Air Berlin in code-sharing talks with Air France

BERLIN (Reuters) - German airline Air Berlin is in talks with French carrier Air France-KLM on a code-sharing agreement as it seeks to offer its customers more routes via partnerships, its chief executive said.

"There are talks. Now we have to see what the outcome is," Wolfgang Prock-Schauer told journalists on Tuesday. "I could certainly imagine that we agree a partnership," he added.

A person close to the matter told Reuters that Air Berlin and Air France aimed for a deal by the European summer.

Such a deal would be unusual in the airline sector as Air Berlin, Germany's second-biggest airline after Lufthansa , is part of the Oneworld alliance of airlines, while Air France is part of rival group SkyTeam.

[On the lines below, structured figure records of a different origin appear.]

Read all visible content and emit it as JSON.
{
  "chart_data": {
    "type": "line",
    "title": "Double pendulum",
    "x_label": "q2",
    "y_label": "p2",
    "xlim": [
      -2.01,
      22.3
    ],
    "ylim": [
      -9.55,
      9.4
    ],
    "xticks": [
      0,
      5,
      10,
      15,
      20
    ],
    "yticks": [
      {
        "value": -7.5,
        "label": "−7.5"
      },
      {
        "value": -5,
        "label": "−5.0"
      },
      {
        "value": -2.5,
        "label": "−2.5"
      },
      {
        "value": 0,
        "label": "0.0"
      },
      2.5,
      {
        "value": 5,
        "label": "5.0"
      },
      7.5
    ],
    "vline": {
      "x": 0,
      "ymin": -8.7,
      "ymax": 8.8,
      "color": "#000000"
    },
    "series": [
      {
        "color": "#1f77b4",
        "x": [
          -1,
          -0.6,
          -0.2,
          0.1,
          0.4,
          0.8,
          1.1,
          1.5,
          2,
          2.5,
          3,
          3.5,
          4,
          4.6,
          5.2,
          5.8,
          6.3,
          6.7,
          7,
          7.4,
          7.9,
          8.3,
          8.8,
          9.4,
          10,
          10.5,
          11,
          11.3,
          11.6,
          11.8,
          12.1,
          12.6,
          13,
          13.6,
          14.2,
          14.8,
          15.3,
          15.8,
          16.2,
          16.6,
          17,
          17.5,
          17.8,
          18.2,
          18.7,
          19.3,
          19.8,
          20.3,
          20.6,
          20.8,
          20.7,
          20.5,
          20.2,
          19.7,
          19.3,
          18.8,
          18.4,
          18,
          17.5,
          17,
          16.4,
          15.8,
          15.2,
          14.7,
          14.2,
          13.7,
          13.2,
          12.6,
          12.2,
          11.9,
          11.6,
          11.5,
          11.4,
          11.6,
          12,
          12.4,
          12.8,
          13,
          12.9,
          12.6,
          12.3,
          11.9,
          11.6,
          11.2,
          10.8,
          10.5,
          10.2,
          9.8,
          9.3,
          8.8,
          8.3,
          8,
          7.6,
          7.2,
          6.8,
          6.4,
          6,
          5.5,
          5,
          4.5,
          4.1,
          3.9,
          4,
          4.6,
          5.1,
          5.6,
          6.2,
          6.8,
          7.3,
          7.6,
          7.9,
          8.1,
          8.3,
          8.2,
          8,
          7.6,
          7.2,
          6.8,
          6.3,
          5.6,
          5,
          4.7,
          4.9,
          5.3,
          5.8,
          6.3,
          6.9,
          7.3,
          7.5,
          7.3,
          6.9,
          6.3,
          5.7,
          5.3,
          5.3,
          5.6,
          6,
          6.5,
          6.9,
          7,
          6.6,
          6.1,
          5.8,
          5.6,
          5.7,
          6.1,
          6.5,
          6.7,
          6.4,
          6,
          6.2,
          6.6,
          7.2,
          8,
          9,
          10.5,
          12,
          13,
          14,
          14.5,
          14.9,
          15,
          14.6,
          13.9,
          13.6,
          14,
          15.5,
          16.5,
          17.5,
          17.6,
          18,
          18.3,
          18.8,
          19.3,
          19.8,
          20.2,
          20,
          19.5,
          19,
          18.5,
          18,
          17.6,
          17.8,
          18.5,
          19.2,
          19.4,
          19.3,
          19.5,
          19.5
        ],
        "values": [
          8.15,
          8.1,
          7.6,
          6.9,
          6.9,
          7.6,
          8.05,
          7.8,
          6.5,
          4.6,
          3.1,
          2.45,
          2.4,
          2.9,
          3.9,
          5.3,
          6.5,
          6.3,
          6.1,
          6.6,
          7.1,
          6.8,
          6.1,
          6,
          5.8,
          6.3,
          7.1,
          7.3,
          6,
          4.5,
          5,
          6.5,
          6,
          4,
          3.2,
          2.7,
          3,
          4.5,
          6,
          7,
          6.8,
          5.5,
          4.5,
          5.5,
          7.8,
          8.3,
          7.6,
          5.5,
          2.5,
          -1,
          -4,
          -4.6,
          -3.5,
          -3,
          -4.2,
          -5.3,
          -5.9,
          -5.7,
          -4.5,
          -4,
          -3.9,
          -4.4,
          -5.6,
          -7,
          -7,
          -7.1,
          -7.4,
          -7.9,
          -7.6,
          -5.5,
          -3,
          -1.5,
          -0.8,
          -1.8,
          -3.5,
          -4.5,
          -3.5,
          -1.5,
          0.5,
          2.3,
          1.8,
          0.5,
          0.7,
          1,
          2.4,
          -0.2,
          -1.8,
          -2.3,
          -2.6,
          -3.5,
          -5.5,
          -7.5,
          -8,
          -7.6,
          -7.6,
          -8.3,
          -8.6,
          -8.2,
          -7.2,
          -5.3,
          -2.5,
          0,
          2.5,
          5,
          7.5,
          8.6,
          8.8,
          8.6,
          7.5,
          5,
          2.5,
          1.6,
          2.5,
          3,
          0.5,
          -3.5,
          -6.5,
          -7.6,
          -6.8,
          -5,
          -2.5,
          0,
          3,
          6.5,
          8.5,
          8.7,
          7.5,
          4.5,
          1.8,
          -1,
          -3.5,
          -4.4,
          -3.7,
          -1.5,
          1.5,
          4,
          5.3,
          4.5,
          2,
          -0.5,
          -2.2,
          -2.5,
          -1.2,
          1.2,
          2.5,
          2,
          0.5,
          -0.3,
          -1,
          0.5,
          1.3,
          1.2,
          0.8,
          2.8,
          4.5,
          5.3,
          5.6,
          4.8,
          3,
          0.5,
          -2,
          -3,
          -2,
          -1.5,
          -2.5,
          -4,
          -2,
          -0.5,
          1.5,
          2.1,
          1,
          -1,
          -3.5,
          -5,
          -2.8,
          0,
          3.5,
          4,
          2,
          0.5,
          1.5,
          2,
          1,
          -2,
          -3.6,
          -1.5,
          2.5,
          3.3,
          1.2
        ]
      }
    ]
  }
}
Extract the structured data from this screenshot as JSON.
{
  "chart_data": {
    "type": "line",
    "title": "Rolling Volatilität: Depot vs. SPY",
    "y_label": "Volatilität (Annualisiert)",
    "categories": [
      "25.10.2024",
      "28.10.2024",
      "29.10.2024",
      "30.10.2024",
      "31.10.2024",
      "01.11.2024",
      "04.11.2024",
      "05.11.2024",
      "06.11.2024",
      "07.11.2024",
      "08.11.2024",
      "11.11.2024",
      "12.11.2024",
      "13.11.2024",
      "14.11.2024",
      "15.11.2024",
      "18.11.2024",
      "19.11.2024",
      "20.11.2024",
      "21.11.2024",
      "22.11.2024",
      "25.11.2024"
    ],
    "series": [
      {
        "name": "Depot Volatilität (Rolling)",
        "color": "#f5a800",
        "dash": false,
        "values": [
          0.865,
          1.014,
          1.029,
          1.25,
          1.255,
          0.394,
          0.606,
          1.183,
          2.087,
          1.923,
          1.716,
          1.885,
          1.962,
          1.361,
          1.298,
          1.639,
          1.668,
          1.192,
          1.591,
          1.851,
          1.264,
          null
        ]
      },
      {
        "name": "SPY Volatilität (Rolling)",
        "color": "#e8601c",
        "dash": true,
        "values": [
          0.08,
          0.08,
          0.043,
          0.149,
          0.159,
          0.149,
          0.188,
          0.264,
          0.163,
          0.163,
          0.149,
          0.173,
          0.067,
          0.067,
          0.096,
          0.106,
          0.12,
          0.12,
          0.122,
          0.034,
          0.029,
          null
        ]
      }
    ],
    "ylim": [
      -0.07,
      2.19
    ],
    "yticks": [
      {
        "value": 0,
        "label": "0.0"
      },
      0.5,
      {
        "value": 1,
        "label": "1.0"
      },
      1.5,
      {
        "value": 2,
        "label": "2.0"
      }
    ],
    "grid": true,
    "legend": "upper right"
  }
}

Air Berlin has been looking to expand via partnerships such as code-shares, which allow carriers to sell tickets for each others' flights, to cope with deteriorating finances following a period of aggressive growth in the last decade.

It announced in October 2012 that it had struck a code-share agreement with Air France and Etihad but in the end that deal went ahead without the German carrier.

Air Berlin currently has code-shares with Oneworld members such as British Airways and Finnair but also with non-members such as Air Seychelles and Air Serbia.

CEO Prock-Schauer downplayed the importance of airline groups such as Oneworld and SkyTeam, saying alliances had "crossed their peak" and were no longer of great importance to airlines.

"There is a lot of cross-alliance cooperation going on," he said.

He echoed Etihad, owner of close to 30 percent in Air Berlin's stock, which is not a member of an alliance and has said it would not join one.